3)遺伝子情報に基づいた病原ウイルスの検出
RNA抽出、cDNA合成は2)に同じ。PCRはTAKARA社のEX-Taqを使用した。
また、TSWVについては栄研化学社のRNA増幅試薬キット(RT-LAMP)を用いて検出を行った。
3.成果の概要
1)わけぎ、にんにくからポティウイルス科特異的プライマーを用いてRT-PCRを行い約1600〜2000bpの増幅産物を得た。この遺伝子配列を解析したところ、わけぎの増幅産物は既知のネギ萎縮ウイルス(SYSV)、にんにくの2つの増幅産物は既知のリークイエローストライプウイルス(LYSV)とタマネギ萎縮ウイルス(OYDV)の外被蛋白質遺伝子とアミノ酸配列相同性が99〜100%と高かった。以上のことから、わけぎからSYSVが検出され、にんにくからはLYSVとOYDVが共に検出されたことが明らかとなった。

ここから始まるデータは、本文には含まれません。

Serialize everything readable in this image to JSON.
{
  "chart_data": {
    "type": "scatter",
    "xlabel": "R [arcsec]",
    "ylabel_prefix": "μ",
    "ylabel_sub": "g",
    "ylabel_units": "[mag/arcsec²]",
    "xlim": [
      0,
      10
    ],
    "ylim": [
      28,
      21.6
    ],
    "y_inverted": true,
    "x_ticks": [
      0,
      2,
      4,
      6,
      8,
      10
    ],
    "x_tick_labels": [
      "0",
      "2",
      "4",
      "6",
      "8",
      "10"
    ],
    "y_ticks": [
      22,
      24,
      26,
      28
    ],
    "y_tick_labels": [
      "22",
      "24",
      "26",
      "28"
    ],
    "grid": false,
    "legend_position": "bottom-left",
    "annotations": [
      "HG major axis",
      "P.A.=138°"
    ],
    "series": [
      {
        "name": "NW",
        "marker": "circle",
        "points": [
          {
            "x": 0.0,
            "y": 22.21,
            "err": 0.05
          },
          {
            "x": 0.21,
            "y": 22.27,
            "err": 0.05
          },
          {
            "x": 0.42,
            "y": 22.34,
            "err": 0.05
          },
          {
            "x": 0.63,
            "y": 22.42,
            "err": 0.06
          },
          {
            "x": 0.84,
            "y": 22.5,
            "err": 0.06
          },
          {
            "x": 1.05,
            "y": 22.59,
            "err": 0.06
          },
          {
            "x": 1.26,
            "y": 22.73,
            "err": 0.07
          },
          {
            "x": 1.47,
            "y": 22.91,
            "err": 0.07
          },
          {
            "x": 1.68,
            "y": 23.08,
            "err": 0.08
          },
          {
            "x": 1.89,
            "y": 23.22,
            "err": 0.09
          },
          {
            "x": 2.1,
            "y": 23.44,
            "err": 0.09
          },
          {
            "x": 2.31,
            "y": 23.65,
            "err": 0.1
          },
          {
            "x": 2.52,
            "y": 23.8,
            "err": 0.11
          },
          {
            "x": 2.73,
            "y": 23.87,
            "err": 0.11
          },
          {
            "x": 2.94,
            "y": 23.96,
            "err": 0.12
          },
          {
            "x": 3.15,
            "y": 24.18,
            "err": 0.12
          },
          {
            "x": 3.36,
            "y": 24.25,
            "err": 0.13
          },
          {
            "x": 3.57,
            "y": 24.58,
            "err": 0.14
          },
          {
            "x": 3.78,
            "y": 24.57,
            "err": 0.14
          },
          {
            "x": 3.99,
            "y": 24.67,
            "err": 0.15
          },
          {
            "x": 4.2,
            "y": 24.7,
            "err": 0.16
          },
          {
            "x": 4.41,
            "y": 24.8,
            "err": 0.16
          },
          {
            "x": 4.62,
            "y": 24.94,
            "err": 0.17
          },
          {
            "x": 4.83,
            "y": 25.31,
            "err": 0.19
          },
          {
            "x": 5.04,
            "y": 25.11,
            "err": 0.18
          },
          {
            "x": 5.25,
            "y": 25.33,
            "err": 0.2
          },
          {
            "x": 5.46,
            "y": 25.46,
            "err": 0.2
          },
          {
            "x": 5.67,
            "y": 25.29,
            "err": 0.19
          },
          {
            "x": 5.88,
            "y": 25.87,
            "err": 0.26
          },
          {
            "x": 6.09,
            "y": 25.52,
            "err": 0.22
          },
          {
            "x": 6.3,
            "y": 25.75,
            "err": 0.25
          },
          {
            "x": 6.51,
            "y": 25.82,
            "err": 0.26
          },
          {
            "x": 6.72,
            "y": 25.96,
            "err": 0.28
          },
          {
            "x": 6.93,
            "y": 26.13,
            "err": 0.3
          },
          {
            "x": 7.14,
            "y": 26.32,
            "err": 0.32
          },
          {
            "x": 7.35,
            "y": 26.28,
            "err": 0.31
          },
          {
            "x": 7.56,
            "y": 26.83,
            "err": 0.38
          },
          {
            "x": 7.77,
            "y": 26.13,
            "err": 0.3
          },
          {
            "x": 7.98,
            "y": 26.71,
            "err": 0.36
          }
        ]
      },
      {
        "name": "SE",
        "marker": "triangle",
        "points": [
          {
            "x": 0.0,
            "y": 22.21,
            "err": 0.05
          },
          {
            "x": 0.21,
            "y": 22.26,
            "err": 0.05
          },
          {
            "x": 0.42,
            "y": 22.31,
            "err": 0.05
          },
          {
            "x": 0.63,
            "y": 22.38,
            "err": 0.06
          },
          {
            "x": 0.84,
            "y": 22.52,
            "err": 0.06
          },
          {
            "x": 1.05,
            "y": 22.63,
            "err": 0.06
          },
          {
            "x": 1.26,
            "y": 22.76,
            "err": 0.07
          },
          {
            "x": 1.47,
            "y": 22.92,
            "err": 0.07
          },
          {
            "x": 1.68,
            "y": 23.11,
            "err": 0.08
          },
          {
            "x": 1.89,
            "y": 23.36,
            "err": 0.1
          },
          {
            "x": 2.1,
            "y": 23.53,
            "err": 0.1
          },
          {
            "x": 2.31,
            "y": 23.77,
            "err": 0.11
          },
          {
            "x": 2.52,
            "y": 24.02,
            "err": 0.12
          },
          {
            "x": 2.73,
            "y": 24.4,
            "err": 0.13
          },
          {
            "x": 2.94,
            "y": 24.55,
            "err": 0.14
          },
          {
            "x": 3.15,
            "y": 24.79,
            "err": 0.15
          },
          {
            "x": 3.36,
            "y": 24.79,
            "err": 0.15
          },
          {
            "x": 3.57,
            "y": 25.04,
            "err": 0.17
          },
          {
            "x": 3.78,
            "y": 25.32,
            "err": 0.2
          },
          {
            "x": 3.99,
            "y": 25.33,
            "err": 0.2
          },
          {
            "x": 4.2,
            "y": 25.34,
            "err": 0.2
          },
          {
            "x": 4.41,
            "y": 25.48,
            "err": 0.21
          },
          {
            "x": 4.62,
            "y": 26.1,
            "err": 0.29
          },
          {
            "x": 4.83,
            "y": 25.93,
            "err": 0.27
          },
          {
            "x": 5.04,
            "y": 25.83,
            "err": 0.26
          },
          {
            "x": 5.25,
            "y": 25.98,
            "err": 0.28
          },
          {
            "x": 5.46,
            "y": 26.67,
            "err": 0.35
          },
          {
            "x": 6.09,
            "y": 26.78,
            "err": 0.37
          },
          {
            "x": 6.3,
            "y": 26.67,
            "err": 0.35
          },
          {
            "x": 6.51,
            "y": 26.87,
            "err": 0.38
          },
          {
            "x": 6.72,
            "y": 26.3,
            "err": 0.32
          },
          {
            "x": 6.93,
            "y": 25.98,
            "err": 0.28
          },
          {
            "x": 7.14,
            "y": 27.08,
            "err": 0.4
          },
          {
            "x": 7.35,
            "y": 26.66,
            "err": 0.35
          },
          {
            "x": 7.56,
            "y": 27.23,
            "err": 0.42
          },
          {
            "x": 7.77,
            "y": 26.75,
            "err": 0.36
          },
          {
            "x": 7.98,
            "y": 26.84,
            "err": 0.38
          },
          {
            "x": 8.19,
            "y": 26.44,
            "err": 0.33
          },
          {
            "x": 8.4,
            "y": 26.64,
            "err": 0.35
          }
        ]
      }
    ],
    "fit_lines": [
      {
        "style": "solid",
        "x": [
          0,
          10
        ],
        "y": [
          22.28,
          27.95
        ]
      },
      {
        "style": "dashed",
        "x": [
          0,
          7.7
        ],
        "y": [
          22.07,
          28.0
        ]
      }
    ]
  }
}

2)解析した遺伝子配列を基にSYSV、LYSV、OYDVそれぞれに特異的プライマーを設計し、RT-PCR法によるウイルス検出を試みたところ250〜350bpのそれぞれ一本の明瞭な増幅断片が得られ、各ウイルスを特異的に検出することできた(図2、図3)。
3)野菜等に発生して問題となっているTSWVについて遺伝子配列を参考にプライマーを設計し、RT-LAMP法による検出を行ったところ遺伝子の増幅が認められた。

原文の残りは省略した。